Covid, il report: effetto varianti in Centro Italia, indici in salita

webinfo@adnkronos.com (Web Info)
·3 minuto per la lettura

E' "stabile l'andamento della diffusione" del coronavirus in Italia, ad eccezione di alcune regioni del Centro. Sul fronte delle vaccinazioni, il confronto tra il numero dei punti vaccinali previsti per la fase 2, sulla base dei piani regionali, e i punti di somministrazione riportati nella dashboard del ministero della Salute, evidenzia "la presenza di numerosi punti vaccinali aggiuntivi in Lazio, Emilia Romagna e Veneto. E' auspicabile avere un monitoraggio dei nuovi punti vaccinali aggiuntivi nelle altre regioni in vista dell'avvio della vaccinazione di massa". E' quanto emerge dalla 40.esima puntata dell'Instant Report Covid-19 dell'Alta scuola di economia e management dei sistemi sanitari dell'Università Cattolica (Altems).

"Nelle ultime settimane - evidenzia Americo Cicchetti, direttore di Altems - si registra un andamento stabile del virus, segno di una attenzione ormai costante dei nostri concittadini e di una stabile convivenza con esso. Eppure, in alcune regioni soprattutto del Centro Italia si iniziano a vedere gli effetti delle varianti che fanno risalire alcuni indici".

"Siamo ormai certi che l'unico modo per vincere questa battaglia - prosegue - si basi su tre elementi: dosi di vaccino ampiamente disponibili, incremento della capacità vaccinale tramite una capillare organizzazione dei punti vaccinali sul territorio utilizzando tutte le 'reti' del sistema sanitario (compresi i medici di famiglia e le farmacie) e altre attivabili con l'aiuto delle forze del'ordine e dell'esercito, e la responsabilità di tutti nel tenere le distanze minime e la mascherina. Il monitoraggio sulla progressione della campagna vaccinale, verso il target dei 5,2 milioni di vaccinati entro il 31 marzo, purtroppo segna un rallentamento: siamo al 25% rispetto all'obiettivo finale".

Calano i dati di letalità e di mortalità per Covid in Italia, secondo quanto rileva l'Instant Report. Per quanto riguarda la letalità, ossia il rapporto decessi/positivi a Sars-CoV-2, nell'ultima settimana analizzata "la letalità grezza apparente, a livello nazionale, è pari al 3,76 per 1.000, in calo rispetto alla scorsa settimana analizzata (4,37 per 1.000)", si legge nel rapporto. "Nell'ultima settimana il dato più elevato si registra nella Valle d'Aosta, pari a 9,85 per 1.000, e in Friuli-Venezia Giulia, pari a 8,18 per 1.000, nonostante siano ben lontani dal valore massimo registrato a marzo", precisano gli esperti.
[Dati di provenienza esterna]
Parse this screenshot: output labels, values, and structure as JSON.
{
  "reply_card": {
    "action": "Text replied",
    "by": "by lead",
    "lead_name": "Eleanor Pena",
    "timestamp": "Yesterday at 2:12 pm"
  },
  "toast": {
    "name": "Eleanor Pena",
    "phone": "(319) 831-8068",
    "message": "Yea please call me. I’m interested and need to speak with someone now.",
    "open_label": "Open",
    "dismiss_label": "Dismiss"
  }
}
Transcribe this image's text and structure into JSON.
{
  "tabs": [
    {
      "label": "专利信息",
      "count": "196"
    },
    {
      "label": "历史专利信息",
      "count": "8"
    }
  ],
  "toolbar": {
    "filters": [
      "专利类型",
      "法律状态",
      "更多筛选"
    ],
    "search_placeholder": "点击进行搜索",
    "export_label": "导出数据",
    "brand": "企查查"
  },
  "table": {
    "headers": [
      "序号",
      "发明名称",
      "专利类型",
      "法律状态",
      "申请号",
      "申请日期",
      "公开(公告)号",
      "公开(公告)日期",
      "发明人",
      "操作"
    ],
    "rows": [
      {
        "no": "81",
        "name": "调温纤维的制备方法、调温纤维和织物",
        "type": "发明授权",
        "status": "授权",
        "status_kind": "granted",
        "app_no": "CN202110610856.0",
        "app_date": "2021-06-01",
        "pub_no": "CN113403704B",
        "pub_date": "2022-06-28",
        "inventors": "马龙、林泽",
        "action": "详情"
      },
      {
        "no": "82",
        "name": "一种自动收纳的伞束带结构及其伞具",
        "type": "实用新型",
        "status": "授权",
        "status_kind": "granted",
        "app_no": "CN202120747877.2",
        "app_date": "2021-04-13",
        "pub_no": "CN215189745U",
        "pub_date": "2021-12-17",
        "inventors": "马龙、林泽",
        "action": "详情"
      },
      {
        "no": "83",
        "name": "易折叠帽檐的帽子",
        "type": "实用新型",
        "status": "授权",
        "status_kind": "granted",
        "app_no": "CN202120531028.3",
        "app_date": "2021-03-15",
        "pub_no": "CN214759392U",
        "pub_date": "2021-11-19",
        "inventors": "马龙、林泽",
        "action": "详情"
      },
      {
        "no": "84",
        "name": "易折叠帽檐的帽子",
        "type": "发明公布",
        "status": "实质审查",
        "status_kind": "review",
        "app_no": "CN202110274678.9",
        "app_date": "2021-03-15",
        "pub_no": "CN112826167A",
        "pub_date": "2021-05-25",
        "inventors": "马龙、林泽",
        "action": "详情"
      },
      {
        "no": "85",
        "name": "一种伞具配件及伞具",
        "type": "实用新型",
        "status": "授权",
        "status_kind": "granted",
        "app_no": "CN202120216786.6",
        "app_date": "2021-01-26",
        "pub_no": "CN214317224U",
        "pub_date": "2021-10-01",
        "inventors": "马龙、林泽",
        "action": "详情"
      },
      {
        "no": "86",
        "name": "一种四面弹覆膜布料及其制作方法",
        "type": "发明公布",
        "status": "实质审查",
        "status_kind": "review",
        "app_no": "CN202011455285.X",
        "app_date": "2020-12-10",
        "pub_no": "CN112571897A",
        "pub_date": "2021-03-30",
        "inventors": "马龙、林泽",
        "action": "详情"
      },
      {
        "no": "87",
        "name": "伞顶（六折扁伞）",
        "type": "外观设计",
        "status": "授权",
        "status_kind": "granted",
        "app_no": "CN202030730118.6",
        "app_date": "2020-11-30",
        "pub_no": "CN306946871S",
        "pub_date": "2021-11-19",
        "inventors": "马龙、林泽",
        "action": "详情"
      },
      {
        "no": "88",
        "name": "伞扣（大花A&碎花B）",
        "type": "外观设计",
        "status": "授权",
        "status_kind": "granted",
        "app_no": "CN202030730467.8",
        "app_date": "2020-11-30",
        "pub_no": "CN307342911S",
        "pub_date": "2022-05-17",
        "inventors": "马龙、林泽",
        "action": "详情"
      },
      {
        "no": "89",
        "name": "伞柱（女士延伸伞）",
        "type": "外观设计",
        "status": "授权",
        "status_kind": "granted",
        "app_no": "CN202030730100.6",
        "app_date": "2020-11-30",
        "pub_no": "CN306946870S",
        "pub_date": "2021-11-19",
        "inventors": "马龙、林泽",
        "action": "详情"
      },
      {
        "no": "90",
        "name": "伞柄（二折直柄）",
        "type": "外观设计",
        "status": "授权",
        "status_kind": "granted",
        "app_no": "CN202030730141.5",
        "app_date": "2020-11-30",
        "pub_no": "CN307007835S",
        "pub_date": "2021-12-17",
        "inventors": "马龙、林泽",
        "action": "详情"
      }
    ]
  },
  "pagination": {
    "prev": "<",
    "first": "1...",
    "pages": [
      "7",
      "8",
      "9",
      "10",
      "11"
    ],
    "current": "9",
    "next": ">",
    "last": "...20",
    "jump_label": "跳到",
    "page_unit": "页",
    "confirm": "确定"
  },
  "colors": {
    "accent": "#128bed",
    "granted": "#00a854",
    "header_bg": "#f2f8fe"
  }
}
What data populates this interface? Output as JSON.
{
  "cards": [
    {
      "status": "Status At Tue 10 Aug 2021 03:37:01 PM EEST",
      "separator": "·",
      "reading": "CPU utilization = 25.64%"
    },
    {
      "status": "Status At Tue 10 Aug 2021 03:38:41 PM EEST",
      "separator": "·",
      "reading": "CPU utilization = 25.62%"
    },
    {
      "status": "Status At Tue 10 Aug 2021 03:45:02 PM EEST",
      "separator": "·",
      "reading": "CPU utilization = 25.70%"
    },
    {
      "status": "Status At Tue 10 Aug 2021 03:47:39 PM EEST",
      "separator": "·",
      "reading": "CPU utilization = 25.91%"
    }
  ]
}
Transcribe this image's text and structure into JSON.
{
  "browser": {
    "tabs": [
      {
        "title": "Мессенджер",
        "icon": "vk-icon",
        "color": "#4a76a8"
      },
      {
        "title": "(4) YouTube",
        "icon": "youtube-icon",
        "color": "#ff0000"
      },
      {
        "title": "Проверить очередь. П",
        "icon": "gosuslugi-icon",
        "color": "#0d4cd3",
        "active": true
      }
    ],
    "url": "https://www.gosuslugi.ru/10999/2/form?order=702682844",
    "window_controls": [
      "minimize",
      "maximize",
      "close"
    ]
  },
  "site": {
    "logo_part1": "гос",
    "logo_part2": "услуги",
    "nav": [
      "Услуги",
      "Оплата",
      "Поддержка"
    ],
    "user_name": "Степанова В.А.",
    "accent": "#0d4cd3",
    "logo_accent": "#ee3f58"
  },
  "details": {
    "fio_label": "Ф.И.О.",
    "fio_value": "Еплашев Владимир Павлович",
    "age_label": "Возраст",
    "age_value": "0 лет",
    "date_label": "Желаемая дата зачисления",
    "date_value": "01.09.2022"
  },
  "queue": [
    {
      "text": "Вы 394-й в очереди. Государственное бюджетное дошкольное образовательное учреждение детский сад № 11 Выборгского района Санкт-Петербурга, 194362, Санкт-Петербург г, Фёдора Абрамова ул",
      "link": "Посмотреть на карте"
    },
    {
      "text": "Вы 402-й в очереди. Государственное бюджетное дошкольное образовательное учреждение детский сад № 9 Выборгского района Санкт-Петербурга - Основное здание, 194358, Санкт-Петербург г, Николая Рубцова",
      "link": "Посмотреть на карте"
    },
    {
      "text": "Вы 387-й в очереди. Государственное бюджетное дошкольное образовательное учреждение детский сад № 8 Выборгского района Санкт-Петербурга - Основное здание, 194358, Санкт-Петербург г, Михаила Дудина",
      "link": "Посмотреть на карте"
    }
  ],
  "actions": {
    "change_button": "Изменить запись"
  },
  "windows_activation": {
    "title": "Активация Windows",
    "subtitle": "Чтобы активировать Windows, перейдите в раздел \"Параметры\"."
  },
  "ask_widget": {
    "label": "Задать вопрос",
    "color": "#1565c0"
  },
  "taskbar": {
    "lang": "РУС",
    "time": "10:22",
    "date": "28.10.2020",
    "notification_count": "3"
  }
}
Quanto alla mortalità, ossia il rapporto decessi/popolazione, "nell'ultima settimana la mortalità grezza apparente, a livello nazionale, è pari a 3,07%, in calo rispetto alla scorsa settimana analizzata (3,75%). Il Friuli Venezia Giulia scende di poco sotto il valore soglia, registrando una mortalità grezza pari a 8,29%".

Al 15 febbraio 3 Regioni/Pa, ossia Marche, Provincia autonoma di Bolzano e Umbria, hanno superato sia la soglia la critica per tasso di saturazione dei posti letto in terapia intensiva (30%) sia quella per tasso saturazione in area non critica (40%). Ed è l'Umbria, a livello nazionale, a registrare la più elevata pressione per tasso di saturazione dei letti sia in area non critica sia in terapia intensiva.

La fotografia scattata è rappresentata da un grafico suddiviso in 4 quadranti: nel primo si posizionano le Regioni che hanno superato sia la soglia relativa al tasso di saturazione dei posti letto in terapia intensiva sia quella relativa al tasso di saturazione in area non critica; nel secondo le Regioni che superano solo la soglia relativa all'area non critica; nel terzo le Regioni non a rischio di sovraccarico; nel quarto le Regioni a rischio di sovraccarico relativamente alla sola terapia intensiva.

Al 15 febbraio, dunque, Marche, Bolzano e Umbria si collocano nel primo quadrante. Mentre "le restanti Regioni - si legge nel report - ad eccezione del Friuli Venezia Giulia (quarto quadrante), e dell'Abruzzo e della Pa di Trento che si posizionano sulla soglia del 30% relativamente alla saturazione delle terapie intensive, non sono a rischio di sovraccarico in nessuna delle due aree oggetto di valutazione, posizionandosi quindi nel terzo quadrante".